Under the sharing agreement, the county was divided into four zones with the sheriff’s patrol and state police dividing the workload evenly. Under the new plan, the county is divided into three zones, with deputies accountable for covering two of them.
Story said that even with another deputy, covering the expanded area would require more time and money. The county has 26 communities and each of the zones has at least eight towns. The distance from one end of a zone to the other can be greater than 75 miles in some cases.
“We were prepared to make do with what it was we had. I felt it was my duty to the citizens to at least have another officer to pick up the increased workload,” Story said Monday. “We already have longer response times, but make no mistake, we’re prepared to do the job with whatever resources we have. It just may not be as efficient or timely.”
Story said he hoped gasoline prices would remain low so he could probably stretch his fuel budget with $30,000 less. He said department vehicles travel about 30,000 miles annually. Of his original request of $185,000 for gas, tires and maintenance, the committee approved $120,000, he said.

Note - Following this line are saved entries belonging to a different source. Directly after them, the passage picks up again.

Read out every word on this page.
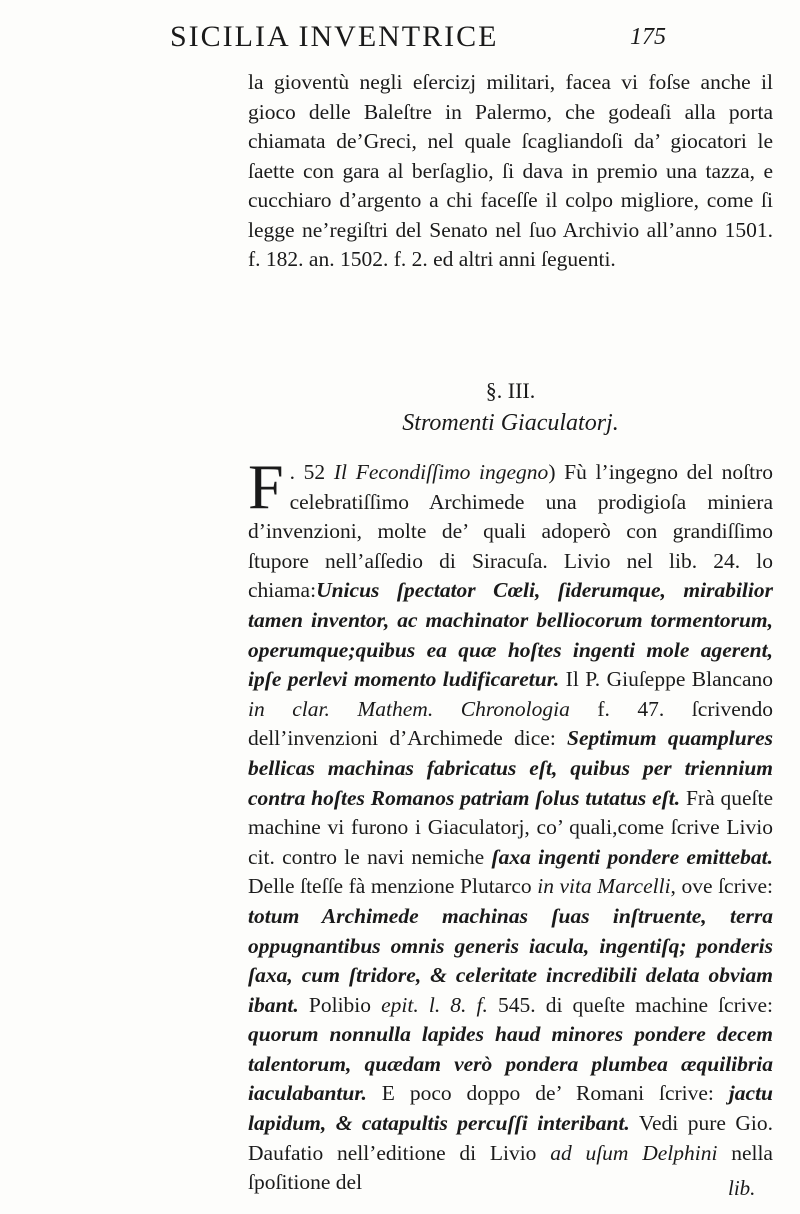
SICILIA INVENTRICE	175

la gioventù negli eſercizj militari, facea vi foſse anche il gioco delle Baleſtre in Palermo, che godeaſi alla porta chiamata de’Greci, nel quale ſcagliandoſi da’ giocatori le ſaette con gara al berſaglio, ſi dava in premio una tazza, e cucchiaro d’argento a chi faceſſe il colpo migliore, come ſi legge ne’regiſtri del Senato nel ſuo Archivio all’anno 1501. f. 182. an. 1502. f. 2. ed altri anni ſeguenti.

§. III.
Stromenti Giaculatorj.
F . 52 Il Fecondiſſimo ingegno) Fù l’ingegno del noſtro celebratiſſimo Archimede una prodigioſa miniera d’invenzioni, molte de’ quali adoperò con grandiſſimo ſtupore nell’aſſedio di Siracuſa. Livio nel lib. 24. lo chiama:Unicus ſpectator Cœli, ſiderumque, mirabilior tamen inventor, ac machinator belliocorum tormentorum, operumque;quibus ea quæ hoſtes ingenti mole agerent, ipſe perlevi momento ludificaretur. Il P. Giuſeppe Blancano in clar. Mathem. Chronologia f. 47. ſcrivendo dell’invenzioni d’Archimede dice: Septimum quamplures bellicas machinas fabricatus eſt, quibus per triennium contra hoſtes Romanos patriam ſolus tutatus eſt. Frà queſte machine vi furono i Giaculatorj, co’ quali,come ſcrive Livio cit. contro le navi nemiche ſaxa ingenti pondere emittebat. Delle ſteſſe fà menzione Plutarco in vita Marcelli, ove ſcrive: totum Archimede machinas ſuas inſtruente, terra oppugnantibus omnis generis iacula, ingentiſq; ponderis ſaxa, cum ſtridore, & celeritate incredibili delata obviam ibant. Polibio epit. l. 8. f. 545. di queſte machine ſcrive: quorum nonnulla lapides haud minores pondere decem talentorum, quædam verò pondera plumbea æquilibria iaculabantur. E poco doppo de’ Romani ſcrive: jactu lapidum, & catapultis percuſſi interibant. Vedi pure Gio. Daufatio nell’editione di Livio ad uſum Delphini nella ſpoſitione del	lib.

Although Story also requested four new cruisers this year, the committee decided to purchase three at a cost of $70,500. All together, it will cost $1.1 million to operate the sheriff’s office next year and $2.8 million to operate the county jail.
Story noted changes could be in store for the jail within the coming year as the newly formed Board of Corrections is expected to examine the facility to see whether a “change in mission or downsizing” might be possible, he said. Story has a seat on the nine-member board.
Story said the staff-to-inmate ratio at the 40-year-old jail was not efficient for a full-service facility under current state regulations.
“It could be something much more efficient as some other role,” Story said. “It could be used as a re-entry or pre-release center or holding facility. A lot of options will be looked at.”